2020-06-29 15:30:53 | より良き世界のために
 中国の全国人民代表大会(全人代)は5月28日、香港に対して国家安全維持法を導入する方針を決定しました。中国政府は今月内にも全人代常務委員会で同法を制定し、7月1日の香港返還記念日に施行する構えでいるようです。その要点は①国家反逆、国家分裂、動乱煽動、中央政府転覆、国家機密窃取の行為を禁止し、②外国の政治組織や団体が香港で政治活動をすることを禁止し、③香港の政治組織・機関が外国の政治組織や団体と関係をもつことを禁止すると言うものです。更に香港の裁判所を香港政府の下に置き、中国政府の実力組織を香港内に置くとも言われています。これらが可決・施行されれば昨年香港政府に逃亡犯条例の成立を断念させた民主派による街頭デモなどは要点①の適用で禁止され、改めて香港政府が再提出するであろう逃亡犯条例は可決成立してしまうことでしょう。それは一国二制度によって香港に与えられた言論と集会の自由が事実上失われることを意味します。
 現在の中国憲法はその第33条から47条で言論・出版・結社・信教等の自由を認める傍ら、第1条で「いかなる組織ないし個人も社会主義体制を破壊することを禁止する」として事実上これらの自由を制限しています。このため現体制を批判する中国本土の民主派の人々の多くは国外に逃れ、国内に留まる人は監視・投獄を受け、命の危険にもさらされています。7月以降の香港は国家安全維持法に依って中国本土とほぼ同じ人権無視の状態になることが危惧されます。
 「人はパンのみにて生くるものに非ず」とは聖書の中の言葉です。もちろん衣食住に代表される「物」は人が生きる上で必須のものですが、人は「物」が足りれば幸福になるのではありません。然るに共産党独裁の中国政府がその成立以降人々に与えてきたのは「物」のみです。

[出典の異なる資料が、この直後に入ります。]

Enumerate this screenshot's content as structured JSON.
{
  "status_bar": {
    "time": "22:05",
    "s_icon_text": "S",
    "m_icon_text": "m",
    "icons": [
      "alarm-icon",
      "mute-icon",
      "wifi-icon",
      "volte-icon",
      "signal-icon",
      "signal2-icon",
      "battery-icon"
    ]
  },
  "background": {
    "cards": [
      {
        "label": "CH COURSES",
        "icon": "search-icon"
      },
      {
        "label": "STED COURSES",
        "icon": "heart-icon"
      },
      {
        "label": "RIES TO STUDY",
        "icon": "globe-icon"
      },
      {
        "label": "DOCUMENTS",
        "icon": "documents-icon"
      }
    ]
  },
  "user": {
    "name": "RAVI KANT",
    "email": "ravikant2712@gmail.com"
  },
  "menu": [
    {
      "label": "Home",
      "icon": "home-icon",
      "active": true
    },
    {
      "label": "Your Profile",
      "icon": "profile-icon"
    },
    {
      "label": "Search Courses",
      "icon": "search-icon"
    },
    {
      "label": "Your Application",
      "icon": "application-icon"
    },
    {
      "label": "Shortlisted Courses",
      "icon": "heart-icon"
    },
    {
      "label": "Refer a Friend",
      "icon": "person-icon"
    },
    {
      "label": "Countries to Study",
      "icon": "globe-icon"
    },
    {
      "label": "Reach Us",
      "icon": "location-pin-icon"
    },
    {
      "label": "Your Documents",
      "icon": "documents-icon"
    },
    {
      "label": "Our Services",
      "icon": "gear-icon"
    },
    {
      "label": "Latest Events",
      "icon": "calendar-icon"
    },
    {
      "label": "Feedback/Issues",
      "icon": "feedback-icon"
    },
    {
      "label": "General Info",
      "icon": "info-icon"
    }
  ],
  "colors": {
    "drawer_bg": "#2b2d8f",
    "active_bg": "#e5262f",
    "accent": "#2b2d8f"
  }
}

曰く「13億の民を養うにはこの政治体制しか無いと」のことですが、ほぼ同じ13億の民を持つインドは民主政治を保っているのでこの理屈は通りません。もはや中国政府が守りたいのは共産党の独裁体制だけなのではないでしょうか。香港を含む中国人民の物心両面の幸福では決してないのです。
 香港にこのまま言論と集会の自由を認めていると遠からずそれが中国全体の人民に波及して一党独裁体制が崩壊すると中国政府は恐れています。しかし人民にとってそれこそが望ましい姿なのではないでしょうか。民主化された中国に於いて、現在「職業訓練所」なる洗脳機関に多くの人が強制隔離されているウィグル自治区を始めチベット、台湾などが独立して民族毎の自前の国を作る事は彼らの真の幸福につながることでしょう。もちろん民主主義国家も決してバラ色ではありません。差別も格差も貧困も残っている国が多いのですが、国民が自由に政府を批判でき、更にはそれぞれが持つ一票の力で政府を変えられる点が他の何物にも勝る貴重な価値なのです。
 香港国家安全維持法導入に対して民主主義国の多くは反対しています。中国政府はこれを「内政干渉」として退けようとしていますが、21世紀の現在のしかも基本的人権の蹂躙や人々の生命の危険に関わる問題において「内政干渉」なる概念を通用させてはなりません。多くの皆さんの声を集めて中国政府に届けようではありませんか。「香港の国家安全維持法を撤回せよ!」と・・・。